# What can you tell me



## *Bella*Blu* (May 26, 2013)

If I post the sire and dams ukc numbers?

Sent from Petguide.com Free App


----------



## Rudy4747 (Nov 29, 2009)

Not much need a digs registered name or the name that woukd be entered on a onlined pedigree registry. 
Unless some onen here has seen it registration and has knowlege of where it came from.


----------



## *Bella*Blu* (May 26, 2013)

Well I thought I had put her papers in the mail months ago...but when I never got anything back, I started going through my truck...damn envelope still sitting there :-/ but I took a pic of the papers before I put them in the mail today ...

Sent from Petguide.com Free App


----------



## *Bella*Blu* (May 26, 2013)

Sent from Petguide.com Free App


----------



## Odin`s_BlueDragon (Mar 11, 2012)

i couldnt find either dog


----------



## *Bella*Blu* (May 26, 2013)

So what does that mean? Is that bad?

Sent from Petguide.com Free App


----------



## Rudy4747 (Nov 29, 2009)

No it is not babd the ukc does not have a public site to look up dogs and or pedigree. So some one would have had to put the parents info on a public site for us to find it.
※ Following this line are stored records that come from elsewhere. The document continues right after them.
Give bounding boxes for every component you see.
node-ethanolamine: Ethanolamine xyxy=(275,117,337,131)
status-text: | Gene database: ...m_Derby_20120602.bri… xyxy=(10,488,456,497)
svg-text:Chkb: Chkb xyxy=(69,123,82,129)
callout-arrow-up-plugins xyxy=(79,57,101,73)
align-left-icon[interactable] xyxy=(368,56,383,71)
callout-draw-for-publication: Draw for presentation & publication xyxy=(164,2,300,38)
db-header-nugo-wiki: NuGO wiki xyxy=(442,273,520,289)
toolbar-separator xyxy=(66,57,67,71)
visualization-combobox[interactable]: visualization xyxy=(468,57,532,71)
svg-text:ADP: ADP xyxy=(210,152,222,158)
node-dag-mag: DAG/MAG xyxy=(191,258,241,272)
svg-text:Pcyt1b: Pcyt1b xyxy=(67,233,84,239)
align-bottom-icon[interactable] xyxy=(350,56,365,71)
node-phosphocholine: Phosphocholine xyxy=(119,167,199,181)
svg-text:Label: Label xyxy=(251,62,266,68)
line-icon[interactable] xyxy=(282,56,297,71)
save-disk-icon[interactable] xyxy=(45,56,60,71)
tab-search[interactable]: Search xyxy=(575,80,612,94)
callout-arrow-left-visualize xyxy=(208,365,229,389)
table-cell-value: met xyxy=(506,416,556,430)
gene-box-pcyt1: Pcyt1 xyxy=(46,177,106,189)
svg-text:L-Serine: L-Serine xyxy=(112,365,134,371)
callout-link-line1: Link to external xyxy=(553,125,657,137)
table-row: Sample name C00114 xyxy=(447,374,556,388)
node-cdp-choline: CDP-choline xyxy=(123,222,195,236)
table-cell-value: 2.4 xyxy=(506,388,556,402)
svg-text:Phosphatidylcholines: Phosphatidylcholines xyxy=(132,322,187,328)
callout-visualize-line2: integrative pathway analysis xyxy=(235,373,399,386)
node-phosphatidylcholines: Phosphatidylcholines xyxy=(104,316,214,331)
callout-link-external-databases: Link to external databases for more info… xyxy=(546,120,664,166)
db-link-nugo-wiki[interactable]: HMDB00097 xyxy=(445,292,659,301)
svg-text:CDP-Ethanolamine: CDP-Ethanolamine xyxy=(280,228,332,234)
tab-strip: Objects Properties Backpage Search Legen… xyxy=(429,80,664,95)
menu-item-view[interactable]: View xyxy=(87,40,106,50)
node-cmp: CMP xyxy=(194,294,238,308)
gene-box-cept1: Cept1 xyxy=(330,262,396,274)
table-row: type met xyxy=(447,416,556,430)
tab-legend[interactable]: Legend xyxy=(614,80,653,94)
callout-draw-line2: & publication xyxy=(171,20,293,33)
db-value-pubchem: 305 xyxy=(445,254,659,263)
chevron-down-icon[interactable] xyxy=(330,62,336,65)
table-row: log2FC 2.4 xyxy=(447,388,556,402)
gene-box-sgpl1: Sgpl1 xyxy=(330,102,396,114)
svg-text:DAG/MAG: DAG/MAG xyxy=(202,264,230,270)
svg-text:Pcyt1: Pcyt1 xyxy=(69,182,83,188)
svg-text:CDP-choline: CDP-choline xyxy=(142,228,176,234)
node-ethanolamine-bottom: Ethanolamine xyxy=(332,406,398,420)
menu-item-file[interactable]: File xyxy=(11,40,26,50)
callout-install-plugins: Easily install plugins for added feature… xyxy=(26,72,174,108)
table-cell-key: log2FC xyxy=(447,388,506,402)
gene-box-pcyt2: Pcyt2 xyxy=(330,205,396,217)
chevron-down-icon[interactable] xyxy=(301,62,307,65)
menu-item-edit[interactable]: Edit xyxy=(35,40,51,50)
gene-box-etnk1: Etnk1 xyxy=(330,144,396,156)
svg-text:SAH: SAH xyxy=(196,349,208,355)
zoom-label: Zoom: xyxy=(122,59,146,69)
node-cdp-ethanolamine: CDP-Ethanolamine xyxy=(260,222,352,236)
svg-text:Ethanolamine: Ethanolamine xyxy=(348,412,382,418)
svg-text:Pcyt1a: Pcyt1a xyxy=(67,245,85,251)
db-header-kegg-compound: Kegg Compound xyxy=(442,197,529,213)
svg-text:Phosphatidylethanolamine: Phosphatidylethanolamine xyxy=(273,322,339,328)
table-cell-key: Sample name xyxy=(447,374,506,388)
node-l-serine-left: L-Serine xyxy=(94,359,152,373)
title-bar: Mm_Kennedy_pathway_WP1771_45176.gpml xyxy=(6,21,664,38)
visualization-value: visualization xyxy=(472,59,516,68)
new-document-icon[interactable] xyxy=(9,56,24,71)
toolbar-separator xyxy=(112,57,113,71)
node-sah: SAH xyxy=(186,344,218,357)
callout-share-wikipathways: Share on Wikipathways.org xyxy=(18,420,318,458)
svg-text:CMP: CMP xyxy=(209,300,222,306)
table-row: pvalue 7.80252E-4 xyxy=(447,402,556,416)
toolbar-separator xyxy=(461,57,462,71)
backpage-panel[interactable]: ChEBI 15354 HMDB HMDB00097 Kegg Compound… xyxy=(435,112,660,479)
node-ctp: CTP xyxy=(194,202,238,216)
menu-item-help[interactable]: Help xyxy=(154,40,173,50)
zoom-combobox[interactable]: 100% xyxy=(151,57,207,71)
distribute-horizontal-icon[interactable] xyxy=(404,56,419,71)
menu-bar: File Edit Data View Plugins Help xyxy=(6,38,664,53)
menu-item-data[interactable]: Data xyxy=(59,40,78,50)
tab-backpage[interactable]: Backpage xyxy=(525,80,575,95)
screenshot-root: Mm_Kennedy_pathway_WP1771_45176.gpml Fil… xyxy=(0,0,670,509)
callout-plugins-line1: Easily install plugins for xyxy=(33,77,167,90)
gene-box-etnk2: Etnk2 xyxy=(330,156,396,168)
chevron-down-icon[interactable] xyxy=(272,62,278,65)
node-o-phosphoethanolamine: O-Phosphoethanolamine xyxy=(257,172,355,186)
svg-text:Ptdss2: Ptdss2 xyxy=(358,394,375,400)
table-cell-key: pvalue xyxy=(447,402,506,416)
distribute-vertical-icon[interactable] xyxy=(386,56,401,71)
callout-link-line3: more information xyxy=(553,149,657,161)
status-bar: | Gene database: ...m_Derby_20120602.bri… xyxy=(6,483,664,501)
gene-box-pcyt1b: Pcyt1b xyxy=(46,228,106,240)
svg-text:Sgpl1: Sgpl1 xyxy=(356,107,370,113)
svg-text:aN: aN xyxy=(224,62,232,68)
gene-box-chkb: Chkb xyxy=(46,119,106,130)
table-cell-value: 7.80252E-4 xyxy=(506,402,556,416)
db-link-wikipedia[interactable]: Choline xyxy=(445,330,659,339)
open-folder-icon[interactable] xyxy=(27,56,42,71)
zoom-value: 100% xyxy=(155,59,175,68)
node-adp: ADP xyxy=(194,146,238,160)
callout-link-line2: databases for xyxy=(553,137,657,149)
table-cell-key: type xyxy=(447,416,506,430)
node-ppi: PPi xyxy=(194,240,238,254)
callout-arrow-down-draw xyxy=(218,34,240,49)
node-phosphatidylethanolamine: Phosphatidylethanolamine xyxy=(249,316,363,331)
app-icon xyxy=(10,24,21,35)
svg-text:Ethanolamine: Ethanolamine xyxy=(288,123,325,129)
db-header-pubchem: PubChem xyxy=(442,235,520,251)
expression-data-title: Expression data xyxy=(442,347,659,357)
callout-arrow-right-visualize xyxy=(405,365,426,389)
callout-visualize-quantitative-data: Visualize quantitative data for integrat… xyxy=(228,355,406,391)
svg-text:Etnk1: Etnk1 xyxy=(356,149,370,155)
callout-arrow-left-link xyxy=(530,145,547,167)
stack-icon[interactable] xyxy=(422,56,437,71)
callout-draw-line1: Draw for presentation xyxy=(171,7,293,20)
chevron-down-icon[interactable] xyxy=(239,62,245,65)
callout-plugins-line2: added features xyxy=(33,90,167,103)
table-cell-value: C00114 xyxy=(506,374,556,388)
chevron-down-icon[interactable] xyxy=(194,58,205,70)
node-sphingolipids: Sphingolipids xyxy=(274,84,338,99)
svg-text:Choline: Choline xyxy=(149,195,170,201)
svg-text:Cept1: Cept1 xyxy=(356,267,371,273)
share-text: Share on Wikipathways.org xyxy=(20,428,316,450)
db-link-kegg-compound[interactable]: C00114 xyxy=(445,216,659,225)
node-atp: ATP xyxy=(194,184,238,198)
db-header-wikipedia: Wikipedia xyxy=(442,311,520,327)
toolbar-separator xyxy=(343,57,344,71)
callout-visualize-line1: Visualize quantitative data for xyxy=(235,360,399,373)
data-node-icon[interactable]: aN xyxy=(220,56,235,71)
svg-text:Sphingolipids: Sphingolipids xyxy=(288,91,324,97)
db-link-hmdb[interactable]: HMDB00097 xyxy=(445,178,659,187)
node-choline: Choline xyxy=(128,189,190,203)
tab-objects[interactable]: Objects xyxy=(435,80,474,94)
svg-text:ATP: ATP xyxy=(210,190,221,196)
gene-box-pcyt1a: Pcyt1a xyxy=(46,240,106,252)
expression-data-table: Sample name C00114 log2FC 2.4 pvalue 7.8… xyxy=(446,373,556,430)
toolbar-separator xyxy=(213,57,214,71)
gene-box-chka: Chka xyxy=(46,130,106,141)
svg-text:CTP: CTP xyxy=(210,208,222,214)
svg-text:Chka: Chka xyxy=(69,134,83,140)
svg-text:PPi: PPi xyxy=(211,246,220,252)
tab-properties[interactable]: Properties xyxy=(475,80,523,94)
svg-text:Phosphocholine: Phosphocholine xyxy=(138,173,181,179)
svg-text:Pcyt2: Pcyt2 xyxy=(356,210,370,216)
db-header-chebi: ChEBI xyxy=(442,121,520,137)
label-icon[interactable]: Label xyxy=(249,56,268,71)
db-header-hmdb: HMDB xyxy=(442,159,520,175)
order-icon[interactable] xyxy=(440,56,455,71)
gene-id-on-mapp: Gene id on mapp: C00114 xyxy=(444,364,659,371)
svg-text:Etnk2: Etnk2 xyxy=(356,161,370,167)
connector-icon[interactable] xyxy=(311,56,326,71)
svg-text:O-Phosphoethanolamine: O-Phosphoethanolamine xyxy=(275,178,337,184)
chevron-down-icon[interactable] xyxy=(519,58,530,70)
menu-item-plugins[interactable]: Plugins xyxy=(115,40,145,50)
The onnly othe tee way would be if some one new the owner or had knowledge of the two dogs...


----------



## ::::COACH:::: (Apr 4, 2012)

When they come in then you will know more


----------



## *Bella*Blu* (May 26, 2013)

Ok I'll wait patiently

Sent from Petguide.com Free App


----------



## ~Missy~ (Apr 3, 2013)

Maybe it won't take too long


----------



## stonerreakinhavok (May 22, 2011)

im gonna go out on a limb and say your dogs got a nice bit of re on the lil kim side


----------



## *Bella*Blu* (May 26, 2013)

stonerreakinhavok said:


> im gonna go out on a limb and say your dogs got a nice bit of re on the lil kim side


I'm pretty sure his stock is all RE with no Gotti ish mixed in...I think that is what I remember him saying....but I was clueless to Bully history at the time we had that conversation.

Sent from Petguide.com Free App


----------



## *Bella*Blu* (May 26, 2013)

The only other thing I remember is that this was a breeding where the sire was not his...I know that my ex-crazy paid a pretty penny, but I remember the breeder telling me when I went to visit the first time, that it would have been almost double if it was from a litter where both dam/sire were his...

Sent from Petguide.com Free App


----------



## *Bella*Blu* (May 26, 2013)

So I just googled bred tight bullies (just a wild guess) and 2 of his dogs popped up with bully pedia ....

Sent from Petguide.com Free App


----------



## Coyne1981 (Mar 5, 2013)

If you search on bullybloodlines.net there is 6. No lil kim though.


----------



## *Bella*Blu* (May 26, 2013)

Coyne1981 said:


> If you search on bullybloodlines.net there is 6. No lil kim though.


I'll check it out.

Sent from Petguide.com Free App


----------



## stonerreakinhavok (May 22, 2011)

I'm sure this dog will pop up in the ped some where but can't guarantee it.

BullyPedia|The American Bully Online Pedigree Database

Can't say I'm a fan of the dogs the dogs they produced from what i was able to see on bullypedia


----------